Singjay defends teacher’s strike
Former Rising Star contestant O’neil Peart defended the two-day teachers’ strike in his performance at Susie’s Café on Wednesday in Kingston.
The singjay and teacher used his art as activism and was backed by Daniel on vocals, Reynard on keyboards and Marlon on drums.
“I took part in the strike,” he told the audience at the intimate Kingston Café at the weekly live events organised by Griot Music, the booking agency and recording studio founded by guitarist Seretse Small. “People ask why are we striking, it is because they owe us money and nah pay we.”
Peart then dedicated the 1964 Sam Cooke classic A Change Is Gonna Come, to teachers.

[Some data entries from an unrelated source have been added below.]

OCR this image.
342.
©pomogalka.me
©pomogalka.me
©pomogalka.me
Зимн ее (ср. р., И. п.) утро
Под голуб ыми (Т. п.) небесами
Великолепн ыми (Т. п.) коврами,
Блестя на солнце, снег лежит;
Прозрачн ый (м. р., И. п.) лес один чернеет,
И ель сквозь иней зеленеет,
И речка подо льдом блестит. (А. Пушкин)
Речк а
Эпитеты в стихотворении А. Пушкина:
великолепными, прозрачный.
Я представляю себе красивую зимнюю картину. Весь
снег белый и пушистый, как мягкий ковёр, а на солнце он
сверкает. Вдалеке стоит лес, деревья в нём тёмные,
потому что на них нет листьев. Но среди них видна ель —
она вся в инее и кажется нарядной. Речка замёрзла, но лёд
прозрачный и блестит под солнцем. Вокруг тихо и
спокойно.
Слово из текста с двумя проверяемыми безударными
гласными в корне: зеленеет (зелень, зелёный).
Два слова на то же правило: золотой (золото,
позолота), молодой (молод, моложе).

The song was part of the soundtrack for the Black American Civil Rights Movement, which opposed repressive laws imposed by the then US government. His performance of the song was aimed at paralleling the struggles of the Blacks with the Jamaican teachers.
“That goes to my teachers and anybody in the struggle who believes that a change must come,” stated Peart who teaches at the Greenwich All-Age School in Kingston.
Many of the island’s teachers on Monday and Tuesday stayed off the job protesting the government’s proposal to pay them $1 billion out of $4 billion owed to them.
The love for his job, he said, allowed him to continue despite challenges that include “gunshots beating everyday” at the school in Kingston’s volatile community. A teacher’s job is to “inspire and to teach”, he said before singing an anti-crime original, No Control.
“Mind how you mould them, further down the road you can’t control them,” he sang.
Peart can sing. He has the type of voice that tickles your back. He has the scalar dexterity of a R&B vocalist with the rhythm of a singjay. Sometimes he separates the styles, at other times he combines then switching from Cooke to Sizzla to Anthony Hamilton, then dovetailing into his own originals.
He also plays guitar, which drives many of his songs allowing his style to vary from the many keyboard junkies in the R&B or dancehall tradition. Peart is also part of the poetry group Nomadz, trio–including Everaldo Creary and Sheldon Shepherd–who most times performs individually.
Peart played for over two hours and ended by covering Jammin’ by Bob Marley minutes to midnight. The Griot Music series will continue on Saturday, May 8 when roots balladeer Della Manley performs at Jo Jo’s Jerk Pit in Kingston.